I do a stratified splitting:
X_train, X_test, y_train, y_test = train_test_split(X, y, test_size=0.25, shuffle=True, stratify=y)
My grid for the hyperprameter-search is:
grid = {
'penalty': ['l1', 'l2', 'elasticnet'],
'C': [0.001, 0.01, 0.1, 1.0, 10.0, 100.0, 1000.0],
'solver': ['newton-cg', 'lbfgs', 'liblinear', 'sag', 'saga']
}
Then I do a grid search including class_weight='balanced':
grid_search = GridSearchCV(
estimator=LogisticRegression(
max_iter=200,
random_state=1111111111,
class_weight='balanced',
multi_class='auto',
fit_intercept=True
),
param_grid=grid,
scoring=score,
cv=5,
refit=True
)
My first question is regarding the score. This is the method for choosing what is the "best" classifier in the GridSearchCV, to find the best hyper-parameters. Since I performed the LogisticRegression with class_weight='balanced', should I use the classic score='accuracy', or do I still need to use score='balanced_accuracy'? And why?
So I go on and find the best classifier:
best_clf = grid_search.fit(X_train, y_train)
y_pred = best_clf.predict(X_test)
And now I want to calculate evaluation metrics, for example also the accuracy (again) and the f1-score.
Second question: Do I here need to use the "normal" accuracy/f1 or the balanced/weighted accuracy/f1?
"Normal":
acc = accuracy_score(y_test, y_pred)
f1 = f1_score(y_test, y_pred, pos_label=1, average='binary')
Or balanced/weighted:
acc_weighted = balanced_accuracy_score(y_test, y_pred, sample_weight=y_weights)

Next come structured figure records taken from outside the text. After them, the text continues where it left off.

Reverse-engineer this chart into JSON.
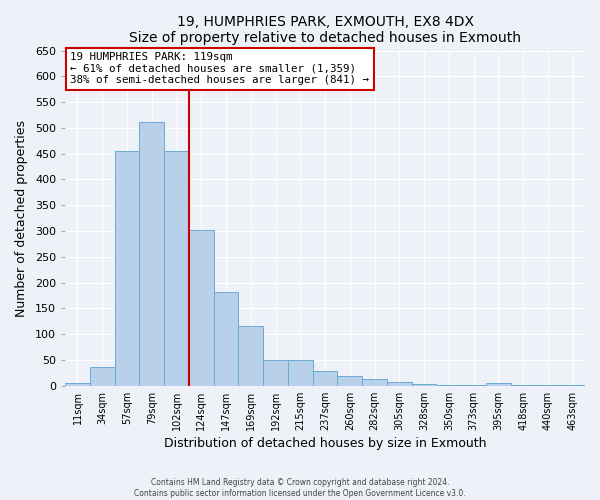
{
  "title": "19, HUMPHRIES PARK, EXMOUTH, EX8 4DX",
  "subtitle": "Size of property relative to detached houses in Exmouth",
  "xlabel": "Distribution of detached houses by size in Exmouth",
  "ylabel": "Number of detached properties",
  "bar_labels": [
    "11sqm",
    "34sqm",
    "57sqm",
    "79sqm",
    "102sqm",
    "124sqm",
    "147sqm",
    "169sqm",
    "192sqm",
    "215sqm",
    "237sqm",
    "260sqm",
    "282sqm",
    "305sqm",
    "328sqm",
    "350sqm",
    "373sqm",
    "395sqm",
    "418sqm",
    "440sqm",
    "463sqm"
  ],
  "bar_values": [
    5,
    36,
    456,
    511,
    456,
    302,
    181,
    115,
    50,
    50,
    29,
    20,
    14,
    7,
    3,
    1,
    1,
    5,
    1,
    1,
    2
  ],
  "bar_color": "#b8d0ea",
  "bar_edgecolor": "#6aaad4",
  "ylim": [
    0,
    650
  ],
  "yticks": [
    0,
    50,
    100,
    150,
    200,
    250,
    300,
    350,
    400,
    450,
    500,
    550,
    600,
    650
  ],
  "vline_color": "#cc0000",
  "vline_x": 4.5,
  "annotation_title": "19 HUMPHRIES PARK: 119sqm",
  "annotation_line1": "← 61% of detached houses are smaller (1,359)",
  "annotation_line2": "38% of semi-detached houses are larger (841) →",
  "annotation_box_color": "#ffffff",
  "annotation_box_edgecolor": "#cc0000",
  "footer1": "Contains HM Land Registry data © Crown copyright and database right 2024.",
  "footer2": "Contains public sector information licensed under the Open Government Licence v3.0.",
  "background_color": "#eef2f8",
  "grid_color": "#ffffff"
}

f1_weighted = f1_score(y_test, y_pred, sample_weight=y_weights, average='weighted')
IF I should be using the balanced/weighted version, my third question regards the parameter sample_weight=y_weights. How should I set the weights? To receive a balance (although as I said I am not sure if I already have a balance achieved or not setting class_weight='balanced'), I should scale the label y=0 with 1/3 and y=1 with 2/3, right? Like this:
y_weights = [x*(1/3)+(1/3) for x in y_test]

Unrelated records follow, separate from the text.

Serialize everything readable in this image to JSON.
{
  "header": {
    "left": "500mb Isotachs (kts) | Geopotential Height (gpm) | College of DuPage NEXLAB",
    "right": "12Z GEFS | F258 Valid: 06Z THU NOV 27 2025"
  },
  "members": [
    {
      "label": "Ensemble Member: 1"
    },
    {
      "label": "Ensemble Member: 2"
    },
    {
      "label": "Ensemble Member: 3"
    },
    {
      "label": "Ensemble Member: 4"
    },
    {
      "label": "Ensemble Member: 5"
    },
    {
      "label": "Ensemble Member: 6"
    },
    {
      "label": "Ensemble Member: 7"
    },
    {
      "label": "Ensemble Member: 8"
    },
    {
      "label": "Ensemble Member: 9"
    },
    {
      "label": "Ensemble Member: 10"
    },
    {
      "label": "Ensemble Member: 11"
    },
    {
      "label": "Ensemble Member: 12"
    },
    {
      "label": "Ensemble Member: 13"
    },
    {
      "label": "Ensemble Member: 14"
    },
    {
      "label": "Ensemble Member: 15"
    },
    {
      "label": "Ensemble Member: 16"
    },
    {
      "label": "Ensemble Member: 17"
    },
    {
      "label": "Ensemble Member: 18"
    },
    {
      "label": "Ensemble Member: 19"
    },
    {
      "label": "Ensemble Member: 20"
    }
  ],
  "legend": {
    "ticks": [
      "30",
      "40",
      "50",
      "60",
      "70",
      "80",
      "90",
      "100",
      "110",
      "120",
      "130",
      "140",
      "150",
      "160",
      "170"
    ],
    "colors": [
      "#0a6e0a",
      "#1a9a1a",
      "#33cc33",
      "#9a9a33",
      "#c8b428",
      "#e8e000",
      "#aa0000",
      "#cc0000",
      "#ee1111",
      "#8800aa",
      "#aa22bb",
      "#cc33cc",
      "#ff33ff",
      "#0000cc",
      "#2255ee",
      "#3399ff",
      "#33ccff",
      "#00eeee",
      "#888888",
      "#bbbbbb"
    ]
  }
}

Or should I enter here the real distribution and scale label y=0 with 2/3 and label y=1 with 1/3? Like this:
y_weights = [x*(-1/3)+(2/3) for x in y_test]
My final question is: For evaluation, what would be the baseline accuracy that I compare my accuracy to?
0.33 (class 1), 0.5 (after balancing), or 0.66 (class 0)?
Edit: With baseline I mean a model that naively classifies all data as "1" or a model that classifies all data as "0". A problem is that I don't know if I can choose freely. For example, I get an accuracy or a balanced_accuracy of 0.66. If I compare with Baseline "always 1" (acc 0.33 (?)), my model is better. If I compare with baseline "always 0" (acc 0.66 (?)), my model is worse.
Thank you all very much for helping me.